Land Revitalization Winter '06 Newsletter – Baseball Triumphs over Environmental Changes at New Charleston Baseball Stadium
"Play ball," can now be heard in downtown Charleston, West Virginia at the city's new Single A baseball park, thanks to the perseverance of city managers, engineers and contractors, and the state's Department of Environmental Protection (DEP).
Environmental hazards from abandoned underground storage tanks were encountered in the construction of the facility, but each hazard was overcome, and the West Virginia Power baseball team "threw out the first ball" at the Appalachian Power Park in April 2005, as scheduled.
The culprits were three abandoned underground storage tanks which were removed from two separate locations. Petroleum releases had occurred from two of the tanks at one location and required further evaluation. The decision was made not to over-excavate contaminated soil and the tank pit was backfilled with clean fill.

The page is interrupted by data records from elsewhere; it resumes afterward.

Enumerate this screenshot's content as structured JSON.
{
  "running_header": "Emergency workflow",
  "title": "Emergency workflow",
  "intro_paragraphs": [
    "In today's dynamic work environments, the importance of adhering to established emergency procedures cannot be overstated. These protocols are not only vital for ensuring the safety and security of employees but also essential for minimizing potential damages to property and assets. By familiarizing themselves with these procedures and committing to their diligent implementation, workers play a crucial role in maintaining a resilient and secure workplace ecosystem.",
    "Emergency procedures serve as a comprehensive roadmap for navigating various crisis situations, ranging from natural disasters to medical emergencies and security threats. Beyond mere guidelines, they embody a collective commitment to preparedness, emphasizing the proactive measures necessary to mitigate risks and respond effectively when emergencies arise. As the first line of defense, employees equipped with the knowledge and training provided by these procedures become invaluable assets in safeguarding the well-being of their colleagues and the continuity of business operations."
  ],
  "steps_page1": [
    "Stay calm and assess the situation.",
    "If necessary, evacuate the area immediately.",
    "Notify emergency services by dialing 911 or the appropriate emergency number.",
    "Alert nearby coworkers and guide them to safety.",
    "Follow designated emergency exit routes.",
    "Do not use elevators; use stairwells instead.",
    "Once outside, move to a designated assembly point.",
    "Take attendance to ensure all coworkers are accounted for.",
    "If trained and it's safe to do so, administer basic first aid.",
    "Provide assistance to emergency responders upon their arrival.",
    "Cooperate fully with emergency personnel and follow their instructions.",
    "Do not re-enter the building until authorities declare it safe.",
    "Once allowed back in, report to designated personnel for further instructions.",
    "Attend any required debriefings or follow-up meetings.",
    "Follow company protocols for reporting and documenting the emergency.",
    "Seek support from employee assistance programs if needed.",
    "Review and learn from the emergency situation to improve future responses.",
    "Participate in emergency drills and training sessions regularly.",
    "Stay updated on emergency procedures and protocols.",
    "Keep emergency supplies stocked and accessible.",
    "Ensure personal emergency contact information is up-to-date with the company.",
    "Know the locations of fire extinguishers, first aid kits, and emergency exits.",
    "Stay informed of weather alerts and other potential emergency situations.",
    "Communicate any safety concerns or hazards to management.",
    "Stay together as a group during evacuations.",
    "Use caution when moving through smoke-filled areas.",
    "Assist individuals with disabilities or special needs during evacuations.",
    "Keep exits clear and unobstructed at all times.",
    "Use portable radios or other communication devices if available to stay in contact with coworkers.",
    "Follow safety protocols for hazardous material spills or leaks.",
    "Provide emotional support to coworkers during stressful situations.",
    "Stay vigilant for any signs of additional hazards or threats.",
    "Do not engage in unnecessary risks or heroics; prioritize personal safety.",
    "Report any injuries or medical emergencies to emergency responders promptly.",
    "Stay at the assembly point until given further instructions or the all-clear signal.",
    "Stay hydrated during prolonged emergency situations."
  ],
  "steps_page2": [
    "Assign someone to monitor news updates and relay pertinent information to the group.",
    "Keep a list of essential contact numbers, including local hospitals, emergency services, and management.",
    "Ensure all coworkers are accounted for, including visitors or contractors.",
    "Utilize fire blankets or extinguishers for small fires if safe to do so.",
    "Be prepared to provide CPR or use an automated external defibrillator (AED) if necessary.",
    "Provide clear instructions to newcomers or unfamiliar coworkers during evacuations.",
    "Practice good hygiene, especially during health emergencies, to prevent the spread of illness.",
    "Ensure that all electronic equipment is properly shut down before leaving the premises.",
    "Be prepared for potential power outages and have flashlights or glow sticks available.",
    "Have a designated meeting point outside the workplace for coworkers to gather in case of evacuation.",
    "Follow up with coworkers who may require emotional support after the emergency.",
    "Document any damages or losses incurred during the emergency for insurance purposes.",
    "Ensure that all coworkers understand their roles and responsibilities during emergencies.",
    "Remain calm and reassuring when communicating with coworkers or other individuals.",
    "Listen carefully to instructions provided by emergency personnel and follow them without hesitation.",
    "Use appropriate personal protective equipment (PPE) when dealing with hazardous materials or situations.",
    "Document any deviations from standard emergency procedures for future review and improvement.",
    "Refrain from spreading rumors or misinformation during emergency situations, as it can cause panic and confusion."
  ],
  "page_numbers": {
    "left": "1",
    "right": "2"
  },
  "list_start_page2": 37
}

However, this decision gave rise to concern from DEP about vapor migration into indoor areas at the ballpark along with the potential for groundwater contamination. Naturally, the city was concerned with a tight ballpark budget and tight construction time frame. The DEP offered to assess the extent of contamination and assist with potential corrective actions.
DEP met with the city's manager, engineers and construction contractors to review construction plans, and consider indoor air vapor scenarios to see if vapor intrusion might be a problem. At the same time, ballpark contractors encountered petroleum contaminated soil and groundwater while drilling 6-foot diameter bases for the stadium lighting. The DEP temporarily stockpiled contaminated soil and provided a 20,000-gallon tank to temporarily store contaminated water until construction in this area was completed and disposal plans finalized.
Ultimately, the DEP disposed of 56 tons of petroleum-contaminated soil and 3,200 gallons of petroleum-contaminated groundwater. The DEP also installed two potential vapor extraction wells, as access to this area would be limited in the near future based on construction plans.
Since groundwater is not used as a drinking water source in the city, potential vapor migration to indoor air was determined to be the only threat to human health.
The city contracted with a local environmental firm to design a combination vapor barrier and passive venting system using perforated horizontal pipe, and the DEP's vapor extraction wells were tied into the passive venting system. The ballpark was completed on schedule and the West Virginia Power began play in their new stadium in April 2005.